Солнце глянуло из - за вершин. На небе ни следа облаков. День обещал быть ясным, веселым. Оба с грустью думали, что тихие зори и теплые дни будут чередой сменяться теперь над лесом, а они засядут за парту над задачами и латынью далеко отсюда среди каменных стен города. Не для них огласятся тока задорным бормотанием тетеревов, нежно закукуют кукушки, будут греметь зяблики, зеленой дымкой одеваться березы и расцветать медуница, покачивая голубыми головками.

Оленье болото, разлившееся после дождей, как и следовало ожидать, снова доставило ребятам немало хлопот. Севке пришлось трижды пересекать его спокойную гладь и снова изобразить верблюда, оседланного Гришей. Они насвистывали марш и углублялись под сень бора, бросив прощальный взгляд на пустынную ширь болота, через которую только что закончили "блестящую" переправу. Снова сосняки сменялись ельниками, ельники - вересковыми пустошами, пустоши - низинами, и два исхудавших голодных путника отмеривали километр за километром по тропинкам безлюдной дороги.

Гаичка

Леса отогревались, оживали, нежились на солнце. Упруго разгибались и тянулись к свету ветви кустарников — их долгую - долгую зиму крепко прижимало к земле холодное одеяло снега. Казалось, гибкие ветви сладко потягиваются, расправляя онемевшие от неподвижности члены. Опять в траве засновали ящерицы, проснулись бабочки, забегали жужелицы.
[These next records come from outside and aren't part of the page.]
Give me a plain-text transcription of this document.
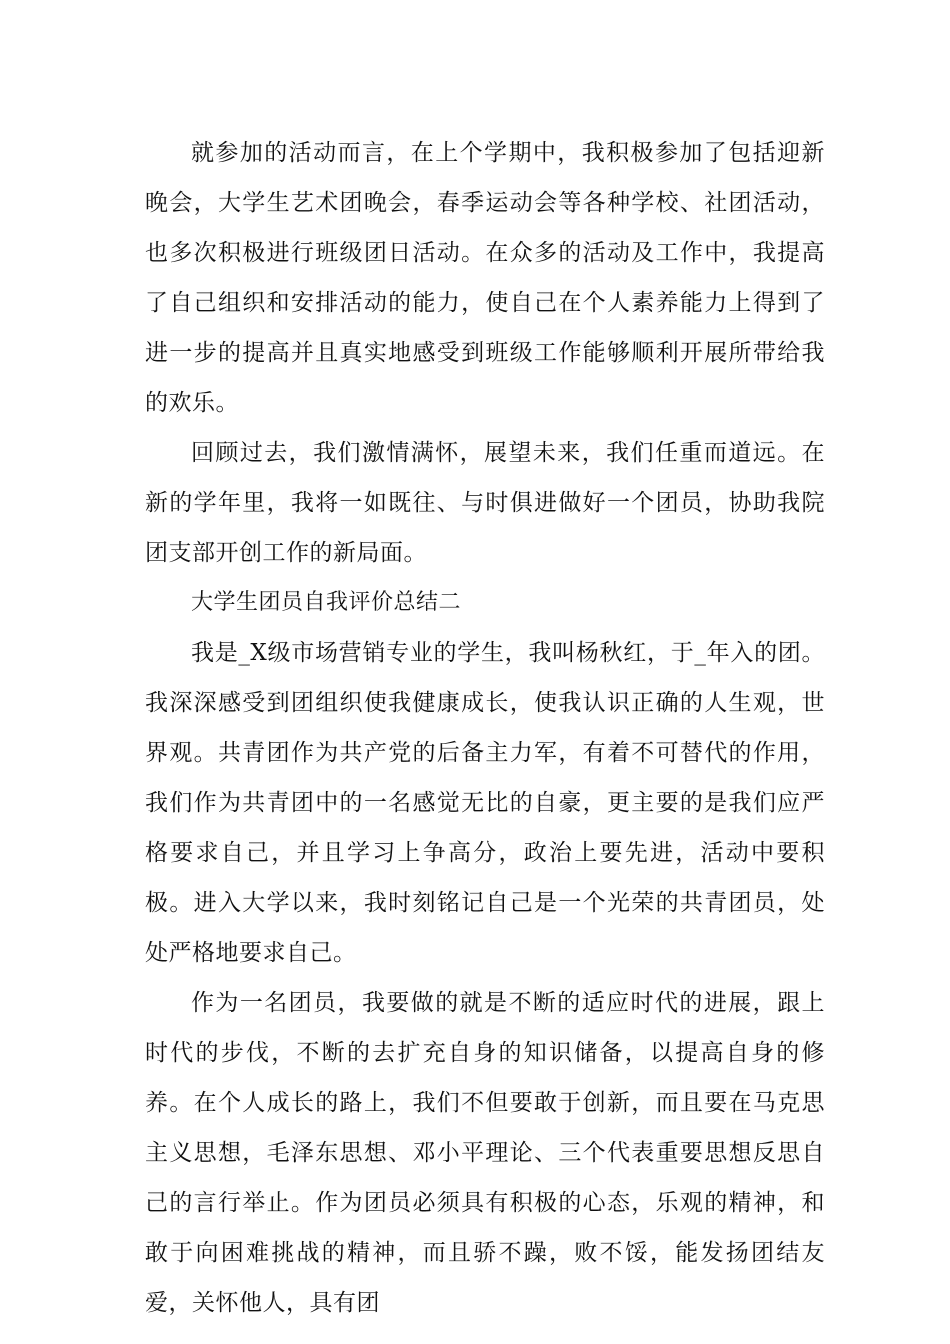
就参加的活动而言，在上个学期中，我积极参加了包括迎新晚会，大学生艺术团晚会，春季运动会等各种学校、社团活动，也多次积极进行班级团日活动。在众多的活动及工作中，我提高了自己组织和安排活动的能力，使自己在个人素养能力上得到了进一步的提高并且真实地感受到班级工作能够顺利开展所带给我的欢乐。

回顾过去，我们激情满怀，展望未来，我们任重而道远。在新的学年里，我将一如既往、与时俱进做好一个团员，协助我院团支部开创工作的新局面。

大学生团员自我评价总结二

我是_X级市场营销专业的学生，我叫杨秋红，于_年入的团。我深深感受到团组织使我健康成长，使我认识正确的人生观，世界观。共青团作为共产党的后备主力军，有着不可替代的作用，我们作为共青团中的一名感觉无比的自豪，更主要的是我们应严格要求自己，并且学习上争高分，政治上要先进，活动中要积极。进入大学以来，我时刻铭记自己是一个光荣的共青团员，处处严格地要求自己。

作为一名团员，我要做的就是不断的适应时代的进展，跟上时代的步伐，不断的去扩充自身的知识储备，以提高自身的修养。在个人成长的路上，我们不但要敢于创新，而且要在马克思主义思想，毛泽东思想、邓小平理论、三个代表重要思想反思自己的言行举止。作为团员必须具有积极的心态，乐观的精神，和敢于向困难挑战的精神，而且骄不躁，败不馁，能发扬团结友爱，关怀他人，具有团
Зашуршала подсохшая прошлогодняя листва, приподнимаемая ростками ранних цветов. Леса оживали, переливчатым птичьим хором провожали уходивших друзей. Сколько песен, и как сладко звучали они! Но тоскливыми нотками, грустью прощания откликались радостные трели в сердцах мальчиков.
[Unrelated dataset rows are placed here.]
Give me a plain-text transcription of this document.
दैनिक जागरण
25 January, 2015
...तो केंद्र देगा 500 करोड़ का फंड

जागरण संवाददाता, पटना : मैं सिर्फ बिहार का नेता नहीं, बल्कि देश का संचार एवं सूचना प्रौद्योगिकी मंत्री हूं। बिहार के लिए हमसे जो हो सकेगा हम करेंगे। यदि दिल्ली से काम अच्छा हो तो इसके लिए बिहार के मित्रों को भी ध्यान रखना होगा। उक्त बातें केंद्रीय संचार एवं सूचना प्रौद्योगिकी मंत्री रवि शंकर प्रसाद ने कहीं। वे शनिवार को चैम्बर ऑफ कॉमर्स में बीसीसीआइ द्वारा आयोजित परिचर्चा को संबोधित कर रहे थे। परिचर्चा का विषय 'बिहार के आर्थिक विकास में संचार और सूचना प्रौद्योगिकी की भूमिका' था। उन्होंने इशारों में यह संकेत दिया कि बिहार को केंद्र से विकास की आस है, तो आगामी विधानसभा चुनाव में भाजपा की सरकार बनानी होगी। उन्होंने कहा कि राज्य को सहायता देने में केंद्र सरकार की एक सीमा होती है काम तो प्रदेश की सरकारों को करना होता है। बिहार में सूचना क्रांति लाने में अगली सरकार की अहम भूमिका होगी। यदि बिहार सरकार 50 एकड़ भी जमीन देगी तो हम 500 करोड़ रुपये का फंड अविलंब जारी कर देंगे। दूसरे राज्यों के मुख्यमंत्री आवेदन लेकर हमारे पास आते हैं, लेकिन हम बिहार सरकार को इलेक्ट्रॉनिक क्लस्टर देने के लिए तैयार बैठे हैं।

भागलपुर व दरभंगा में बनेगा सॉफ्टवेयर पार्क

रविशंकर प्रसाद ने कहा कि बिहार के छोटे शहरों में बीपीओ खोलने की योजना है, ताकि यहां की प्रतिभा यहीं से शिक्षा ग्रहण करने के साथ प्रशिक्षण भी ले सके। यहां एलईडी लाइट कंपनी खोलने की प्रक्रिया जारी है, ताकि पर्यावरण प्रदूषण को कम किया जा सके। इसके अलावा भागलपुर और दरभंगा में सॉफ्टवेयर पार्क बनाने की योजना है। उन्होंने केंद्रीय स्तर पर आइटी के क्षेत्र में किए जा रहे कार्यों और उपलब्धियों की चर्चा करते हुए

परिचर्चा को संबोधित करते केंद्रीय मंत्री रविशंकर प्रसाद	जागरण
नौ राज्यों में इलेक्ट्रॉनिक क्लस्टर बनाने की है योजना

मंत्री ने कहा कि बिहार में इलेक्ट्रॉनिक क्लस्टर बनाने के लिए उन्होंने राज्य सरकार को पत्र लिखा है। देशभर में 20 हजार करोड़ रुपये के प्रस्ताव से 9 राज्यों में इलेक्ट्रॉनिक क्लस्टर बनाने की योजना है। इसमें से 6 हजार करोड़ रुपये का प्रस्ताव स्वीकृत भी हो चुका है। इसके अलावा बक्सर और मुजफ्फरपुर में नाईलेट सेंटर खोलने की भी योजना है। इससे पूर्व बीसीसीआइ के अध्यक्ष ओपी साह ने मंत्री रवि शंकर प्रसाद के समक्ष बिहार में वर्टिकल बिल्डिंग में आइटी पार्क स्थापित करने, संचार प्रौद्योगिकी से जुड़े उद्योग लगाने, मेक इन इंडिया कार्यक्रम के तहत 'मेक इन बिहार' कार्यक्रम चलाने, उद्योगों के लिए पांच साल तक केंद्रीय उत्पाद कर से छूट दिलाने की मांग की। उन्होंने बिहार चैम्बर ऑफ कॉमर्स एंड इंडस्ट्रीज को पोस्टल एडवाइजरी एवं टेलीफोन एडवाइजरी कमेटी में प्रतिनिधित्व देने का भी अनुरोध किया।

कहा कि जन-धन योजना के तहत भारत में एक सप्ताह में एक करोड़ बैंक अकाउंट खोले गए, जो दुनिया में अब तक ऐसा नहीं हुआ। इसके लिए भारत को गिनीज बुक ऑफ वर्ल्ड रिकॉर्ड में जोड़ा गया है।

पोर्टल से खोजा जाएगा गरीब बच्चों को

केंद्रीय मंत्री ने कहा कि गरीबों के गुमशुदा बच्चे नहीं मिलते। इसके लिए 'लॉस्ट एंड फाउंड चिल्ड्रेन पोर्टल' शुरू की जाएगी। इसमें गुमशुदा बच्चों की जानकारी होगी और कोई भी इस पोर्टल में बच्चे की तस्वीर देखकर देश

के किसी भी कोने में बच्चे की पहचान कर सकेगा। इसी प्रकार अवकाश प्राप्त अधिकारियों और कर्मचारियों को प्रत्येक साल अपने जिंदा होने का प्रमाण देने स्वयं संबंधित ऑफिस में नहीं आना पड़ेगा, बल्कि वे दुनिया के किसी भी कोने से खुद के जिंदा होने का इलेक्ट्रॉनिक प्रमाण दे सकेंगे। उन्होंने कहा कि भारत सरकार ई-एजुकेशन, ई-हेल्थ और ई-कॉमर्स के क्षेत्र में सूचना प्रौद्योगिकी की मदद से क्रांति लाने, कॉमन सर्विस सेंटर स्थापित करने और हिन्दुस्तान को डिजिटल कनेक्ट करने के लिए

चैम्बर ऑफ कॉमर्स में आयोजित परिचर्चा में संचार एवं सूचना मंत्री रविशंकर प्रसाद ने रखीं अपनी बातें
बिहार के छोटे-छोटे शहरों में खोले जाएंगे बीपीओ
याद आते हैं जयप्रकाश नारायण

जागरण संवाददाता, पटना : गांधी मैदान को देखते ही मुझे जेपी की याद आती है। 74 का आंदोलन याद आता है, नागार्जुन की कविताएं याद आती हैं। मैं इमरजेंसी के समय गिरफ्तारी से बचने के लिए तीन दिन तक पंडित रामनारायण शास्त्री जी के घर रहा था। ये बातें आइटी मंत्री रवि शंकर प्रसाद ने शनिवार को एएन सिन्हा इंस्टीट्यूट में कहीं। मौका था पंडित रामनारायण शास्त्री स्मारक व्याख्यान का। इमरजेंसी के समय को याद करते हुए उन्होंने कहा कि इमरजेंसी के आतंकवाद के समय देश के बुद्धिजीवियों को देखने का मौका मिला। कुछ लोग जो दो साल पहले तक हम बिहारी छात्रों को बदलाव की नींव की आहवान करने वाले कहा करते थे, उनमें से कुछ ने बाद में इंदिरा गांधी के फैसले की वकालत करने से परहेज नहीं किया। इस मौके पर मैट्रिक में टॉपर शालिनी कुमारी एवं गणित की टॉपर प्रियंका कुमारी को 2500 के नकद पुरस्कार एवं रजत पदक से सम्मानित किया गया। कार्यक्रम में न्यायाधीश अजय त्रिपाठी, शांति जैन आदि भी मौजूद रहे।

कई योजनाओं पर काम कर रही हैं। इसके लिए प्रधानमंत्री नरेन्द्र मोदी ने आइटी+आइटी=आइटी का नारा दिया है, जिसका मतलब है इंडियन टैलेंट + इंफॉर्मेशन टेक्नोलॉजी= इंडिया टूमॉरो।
Спросите ребят, что было в этом чувстве от детской безотчетной любви к природе, что от жгучего желания увидеть, узнать, исследовать, которое с годами не исчезает, а только ширится и растет? Они и сами тогда не смогли бы ответить. Но через много лет, когда оба стали серьезными учеными, они считали школу ранних своих походов самым ценным и увлекательным курсом, который им удалось пройти. В этой школе было все, чего не доставало в гимназии.
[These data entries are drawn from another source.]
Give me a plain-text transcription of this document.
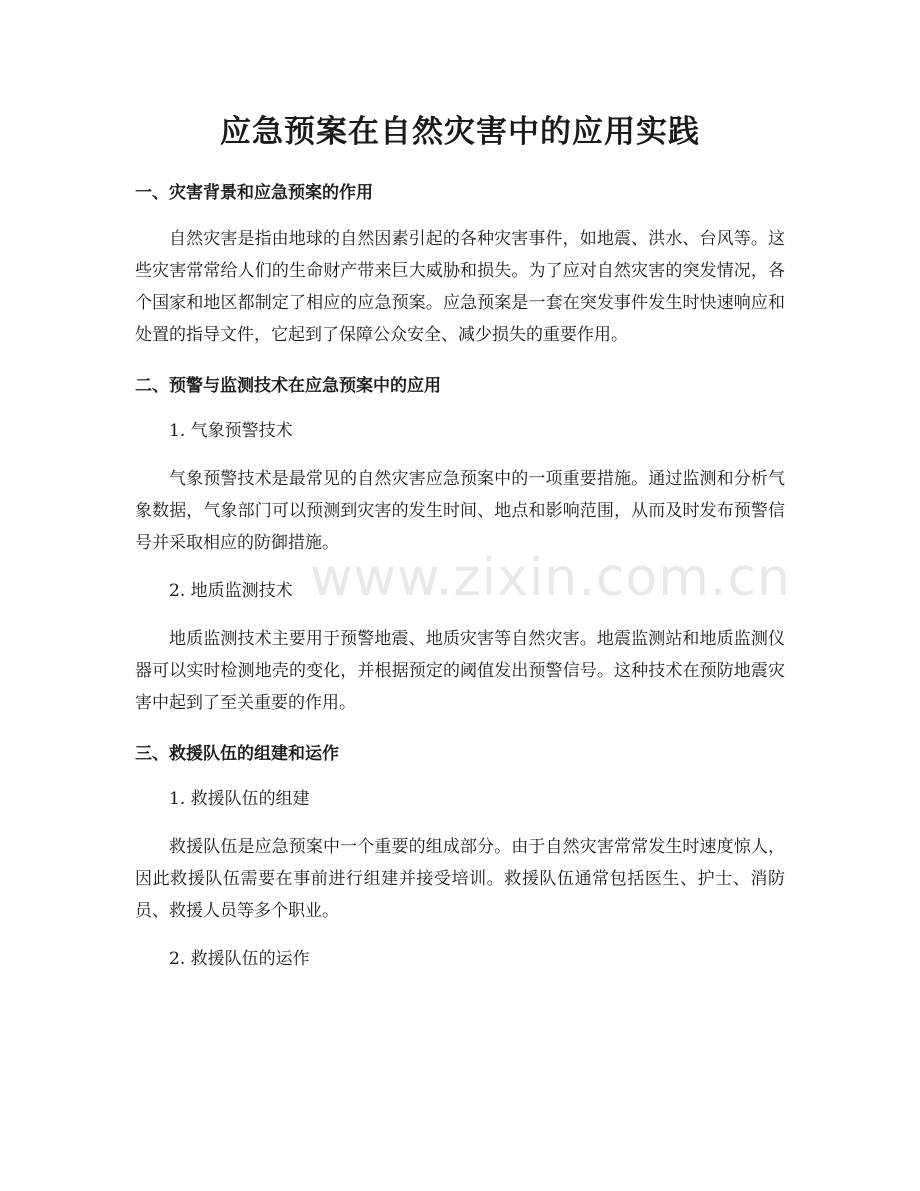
应急预案在自然灾害中的应用实践
一、灾害背景和应急预案的作用

自然灾害是指由地球的自然因素引起的各种灾害事件，如地震、洪水、台风等。这些灾害常常给人们的生命财产带来巨大威胁和损失。为了应对自然灾害的突发情况，各个国家和地区都制定了相应的应急预案。应急预案是一套在突发事件发生时快速响应和处置的指导文件，它起到了保障公众安全、减少损失的重要作用。

二、预警与监测技术在应急预案中的应用

1. 气象预警技术

气象预警技术是最常见的自然灾害应急预案中的一项重要措施。通过监测和分析气象数据，气象部门可以预测到灾害的发生时间、地点和影响范围，从而及时发布预警信号并采取相应的防御措施。

2. 地质监测技术

地质监测技术主要用于预警地震、地质灾害等自然灾害。地震监测站和地质监测仪器可以实时检测地壳的变化，并根据预定的阈值发出预警信号。这种技术在预防地震灾害中起到了至关重要的作用。

三、救援队伍的组建和运作

1. 救援队伍的组建

救援队伍是应急预案中一个重要的组成部分。由于自然灾害常常发生时速度惊人，因此救援队伍需要在事前进行组建并接受培训。救援队伍通常包括医生、护士、消防员、救援人员等多个职业。

2. 救援队伍的运作

www.zixin.com.cn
Севка шел впереди; его "сапоги - скороходы" вышагивали уверенно и широко, хотя левая нога прихрамывала. Лосиный рог с пятью отростками покачивался за его спиной, а к груди прильнул глухарь, словно примирившись к человеком, которого так боялс при жизни. Сзади тащился Гриша. Он никак не мог сосредоточиться на ходьбе: то у дороги находил шкурку ежа, съеденного лисицей, то набирал в карманы узорные рыжеватые листья папоротников, пахучие ветки багульника. Он забегал вправо и влево от дороги, отставал все дальше и дальше от Севки, пока громкий окрик не заставлял его пускаться бегом.